A complementary square-error clustering criterion and initialization of K-means
Boris Mirkin
Higher School of Economics, Russia
Birkbeck University of London, UK
: J Comput Eng Inf Technol
Abstract
Clustering is a set of major data analysis techniques. The square-error clustering criterion underlies most popular clustering methods including K-means partitioning and Ward agglomeration. For the K-means, the square-error criterion to be minimized is the sum of squared Euclidean distances from all the objects to their respective cluster centers/means, W(S,c), where S is the sought partition of the set of objects and c is the set of within-cluster means. The method’s popularity stems from the simplicity of computation and interpretation. Yet there is a catch: the user is to specify both the number of clusters and the initial locations of cluster centers, which can be of an issue sometimes.
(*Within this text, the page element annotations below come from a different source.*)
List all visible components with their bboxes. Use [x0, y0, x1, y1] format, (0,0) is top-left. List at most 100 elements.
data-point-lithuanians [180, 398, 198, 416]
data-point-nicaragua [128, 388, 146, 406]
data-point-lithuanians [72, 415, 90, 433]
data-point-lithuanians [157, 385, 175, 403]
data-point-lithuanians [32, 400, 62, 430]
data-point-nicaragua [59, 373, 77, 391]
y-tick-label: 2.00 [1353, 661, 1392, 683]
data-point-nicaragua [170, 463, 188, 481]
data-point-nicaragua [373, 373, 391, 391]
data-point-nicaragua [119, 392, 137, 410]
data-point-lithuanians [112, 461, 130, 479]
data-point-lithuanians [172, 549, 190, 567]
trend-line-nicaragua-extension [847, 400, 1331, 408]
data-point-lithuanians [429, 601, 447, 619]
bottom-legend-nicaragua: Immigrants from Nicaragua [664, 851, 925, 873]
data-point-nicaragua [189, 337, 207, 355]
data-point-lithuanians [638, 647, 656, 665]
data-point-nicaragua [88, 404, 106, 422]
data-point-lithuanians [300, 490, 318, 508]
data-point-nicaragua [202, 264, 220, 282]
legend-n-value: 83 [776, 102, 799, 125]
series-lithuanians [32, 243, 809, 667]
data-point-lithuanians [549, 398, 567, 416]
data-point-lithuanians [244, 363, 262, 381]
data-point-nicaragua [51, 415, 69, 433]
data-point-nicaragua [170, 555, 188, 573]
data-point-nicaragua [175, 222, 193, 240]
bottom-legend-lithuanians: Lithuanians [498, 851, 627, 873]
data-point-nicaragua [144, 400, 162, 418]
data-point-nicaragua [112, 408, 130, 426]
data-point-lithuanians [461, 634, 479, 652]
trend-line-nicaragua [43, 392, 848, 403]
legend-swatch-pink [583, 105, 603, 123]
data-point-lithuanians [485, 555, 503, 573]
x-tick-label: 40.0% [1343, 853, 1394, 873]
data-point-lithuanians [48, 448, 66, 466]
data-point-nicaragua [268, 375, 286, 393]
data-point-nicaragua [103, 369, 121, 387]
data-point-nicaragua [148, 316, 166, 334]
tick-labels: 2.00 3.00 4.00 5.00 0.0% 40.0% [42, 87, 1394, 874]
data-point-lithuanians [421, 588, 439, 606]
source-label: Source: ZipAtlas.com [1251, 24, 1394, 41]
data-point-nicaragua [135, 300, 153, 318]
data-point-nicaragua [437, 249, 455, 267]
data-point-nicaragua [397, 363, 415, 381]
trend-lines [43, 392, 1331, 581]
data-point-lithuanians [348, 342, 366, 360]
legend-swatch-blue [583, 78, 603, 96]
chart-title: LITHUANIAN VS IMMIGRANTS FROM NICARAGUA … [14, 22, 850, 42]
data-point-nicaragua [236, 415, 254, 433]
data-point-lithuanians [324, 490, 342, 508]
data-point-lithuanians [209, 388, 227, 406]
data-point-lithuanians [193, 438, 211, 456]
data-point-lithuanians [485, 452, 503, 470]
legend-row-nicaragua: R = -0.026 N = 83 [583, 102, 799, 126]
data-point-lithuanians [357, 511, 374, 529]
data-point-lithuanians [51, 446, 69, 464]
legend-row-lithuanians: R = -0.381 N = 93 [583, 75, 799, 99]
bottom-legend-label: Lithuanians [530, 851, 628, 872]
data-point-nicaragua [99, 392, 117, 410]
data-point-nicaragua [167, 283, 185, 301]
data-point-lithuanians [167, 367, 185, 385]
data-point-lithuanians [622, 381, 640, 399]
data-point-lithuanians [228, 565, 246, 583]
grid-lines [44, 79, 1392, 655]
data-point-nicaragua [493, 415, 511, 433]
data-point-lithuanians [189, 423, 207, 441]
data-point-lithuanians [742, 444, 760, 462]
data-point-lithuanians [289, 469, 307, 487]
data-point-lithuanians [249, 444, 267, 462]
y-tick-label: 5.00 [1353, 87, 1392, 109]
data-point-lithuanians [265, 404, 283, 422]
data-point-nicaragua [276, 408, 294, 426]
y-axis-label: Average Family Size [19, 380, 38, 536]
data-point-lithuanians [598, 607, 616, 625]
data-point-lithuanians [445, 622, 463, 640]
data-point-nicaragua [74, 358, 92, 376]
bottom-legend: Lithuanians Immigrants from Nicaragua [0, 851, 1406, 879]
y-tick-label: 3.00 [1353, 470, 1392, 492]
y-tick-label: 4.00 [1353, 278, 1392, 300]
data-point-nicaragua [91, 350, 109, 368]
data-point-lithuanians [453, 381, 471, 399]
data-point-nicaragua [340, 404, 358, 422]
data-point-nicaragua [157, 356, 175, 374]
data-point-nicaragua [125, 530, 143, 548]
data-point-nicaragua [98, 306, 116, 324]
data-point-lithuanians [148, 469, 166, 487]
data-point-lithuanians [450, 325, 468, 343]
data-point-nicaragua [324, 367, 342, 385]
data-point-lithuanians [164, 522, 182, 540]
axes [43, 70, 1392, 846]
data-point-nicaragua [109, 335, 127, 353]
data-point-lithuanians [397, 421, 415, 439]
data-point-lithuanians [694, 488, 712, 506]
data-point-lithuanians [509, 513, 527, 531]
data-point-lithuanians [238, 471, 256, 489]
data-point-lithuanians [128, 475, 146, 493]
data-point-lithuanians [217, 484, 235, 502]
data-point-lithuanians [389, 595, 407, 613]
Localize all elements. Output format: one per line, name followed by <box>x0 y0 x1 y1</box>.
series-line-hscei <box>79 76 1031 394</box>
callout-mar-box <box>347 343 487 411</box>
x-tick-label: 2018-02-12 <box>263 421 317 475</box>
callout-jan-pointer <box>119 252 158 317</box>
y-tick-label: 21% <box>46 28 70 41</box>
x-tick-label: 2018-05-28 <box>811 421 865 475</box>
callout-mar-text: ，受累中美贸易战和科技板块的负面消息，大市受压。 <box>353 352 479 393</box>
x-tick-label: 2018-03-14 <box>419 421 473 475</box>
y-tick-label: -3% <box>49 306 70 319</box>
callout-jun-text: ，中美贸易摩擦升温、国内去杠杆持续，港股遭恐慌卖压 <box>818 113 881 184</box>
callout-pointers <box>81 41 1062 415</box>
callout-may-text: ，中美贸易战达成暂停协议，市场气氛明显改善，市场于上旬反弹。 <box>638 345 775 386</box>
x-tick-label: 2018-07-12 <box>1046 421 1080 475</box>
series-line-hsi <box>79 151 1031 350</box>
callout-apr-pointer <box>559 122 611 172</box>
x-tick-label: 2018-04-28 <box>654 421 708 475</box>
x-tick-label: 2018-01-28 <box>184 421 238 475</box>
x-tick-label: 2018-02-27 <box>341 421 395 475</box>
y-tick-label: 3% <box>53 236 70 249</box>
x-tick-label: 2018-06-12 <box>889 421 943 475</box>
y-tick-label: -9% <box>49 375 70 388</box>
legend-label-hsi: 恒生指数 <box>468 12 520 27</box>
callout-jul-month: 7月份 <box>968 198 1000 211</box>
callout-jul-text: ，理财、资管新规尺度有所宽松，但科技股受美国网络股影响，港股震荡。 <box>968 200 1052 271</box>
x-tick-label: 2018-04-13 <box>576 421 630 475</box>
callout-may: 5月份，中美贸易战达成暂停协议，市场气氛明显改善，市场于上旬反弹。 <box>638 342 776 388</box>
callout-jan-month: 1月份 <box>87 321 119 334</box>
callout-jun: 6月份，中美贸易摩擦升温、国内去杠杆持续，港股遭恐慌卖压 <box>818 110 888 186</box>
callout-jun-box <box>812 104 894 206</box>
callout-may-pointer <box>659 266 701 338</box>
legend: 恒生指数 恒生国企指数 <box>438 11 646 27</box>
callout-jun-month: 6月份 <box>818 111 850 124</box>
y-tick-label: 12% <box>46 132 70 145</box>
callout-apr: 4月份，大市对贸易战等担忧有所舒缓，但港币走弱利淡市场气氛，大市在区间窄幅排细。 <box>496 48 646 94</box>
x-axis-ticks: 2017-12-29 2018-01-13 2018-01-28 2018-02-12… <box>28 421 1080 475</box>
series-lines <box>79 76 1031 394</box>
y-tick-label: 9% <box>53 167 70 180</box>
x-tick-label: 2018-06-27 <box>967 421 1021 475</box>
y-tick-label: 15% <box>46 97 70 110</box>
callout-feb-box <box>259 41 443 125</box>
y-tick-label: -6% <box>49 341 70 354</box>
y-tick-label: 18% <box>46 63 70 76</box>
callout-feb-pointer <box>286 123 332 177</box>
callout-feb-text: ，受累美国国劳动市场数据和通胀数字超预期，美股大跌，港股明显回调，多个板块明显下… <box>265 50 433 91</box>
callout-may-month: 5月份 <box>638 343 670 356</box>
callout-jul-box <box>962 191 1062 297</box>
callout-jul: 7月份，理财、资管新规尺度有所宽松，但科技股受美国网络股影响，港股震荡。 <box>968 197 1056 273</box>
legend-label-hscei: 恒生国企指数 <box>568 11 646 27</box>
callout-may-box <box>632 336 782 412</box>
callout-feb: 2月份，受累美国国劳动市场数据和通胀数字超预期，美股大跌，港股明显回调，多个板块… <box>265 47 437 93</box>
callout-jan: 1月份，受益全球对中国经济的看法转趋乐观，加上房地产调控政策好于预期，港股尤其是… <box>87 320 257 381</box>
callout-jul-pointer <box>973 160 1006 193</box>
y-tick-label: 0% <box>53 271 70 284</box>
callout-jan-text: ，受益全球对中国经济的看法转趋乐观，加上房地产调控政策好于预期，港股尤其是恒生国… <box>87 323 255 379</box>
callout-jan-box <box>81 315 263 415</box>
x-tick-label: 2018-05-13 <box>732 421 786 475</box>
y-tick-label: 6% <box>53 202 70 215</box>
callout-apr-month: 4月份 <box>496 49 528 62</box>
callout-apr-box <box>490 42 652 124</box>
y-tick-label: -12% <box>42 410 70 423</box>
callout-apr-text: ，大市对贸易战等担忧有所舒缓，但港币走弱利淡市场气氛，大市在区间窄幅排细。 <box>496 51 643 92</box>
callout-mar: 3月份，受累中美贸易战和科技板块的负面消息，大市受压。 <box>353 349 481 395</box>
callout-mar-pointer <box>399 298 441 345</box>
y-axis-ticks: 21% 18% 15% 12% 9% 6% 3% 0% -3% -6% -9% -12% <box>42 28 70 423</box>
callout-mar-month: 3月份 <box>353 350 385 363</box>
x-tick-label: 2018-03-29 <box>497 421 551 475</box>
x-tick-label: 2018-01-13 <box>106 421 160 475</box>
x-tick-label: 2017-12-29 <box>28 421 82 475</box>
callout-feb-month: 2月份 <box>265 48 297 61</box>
To tackle the problem, the current author proposes using the complementary criterion. It is not difficult to prove that there is a complementary criterion, B(S,c), to be maximized, such that W(S,c)+B(S,c)=T where T is the data scatter. The complementary criterion B(S,c) is the sum of individual cluster contributions, equal each to the product of the cluster’s cardinality and the squared Euclidean distance from the cluster’s center to 0. Therefore, the complementary criterion leads to a set of anomalous clusters, which can be found either one-by-one or in parallel. Our experiments show that methods emerging in this perspective are competitive, and frequently superior, to other initialization methods.
Biography
Boris Mirkin holds a PhD in Computer Science and DSc in Systems Engineering from Institute for Systems Studies of the Academy of Sciences and State Committee of Science and Technology of the USSR. He published a dozen monographs and a hundred refereed papers. He develops methods for clustering and interpretation of complex data within the data recovery perspective. Currently, these approaches are being extended to automation of text analysis including use of hierarchical ontologies.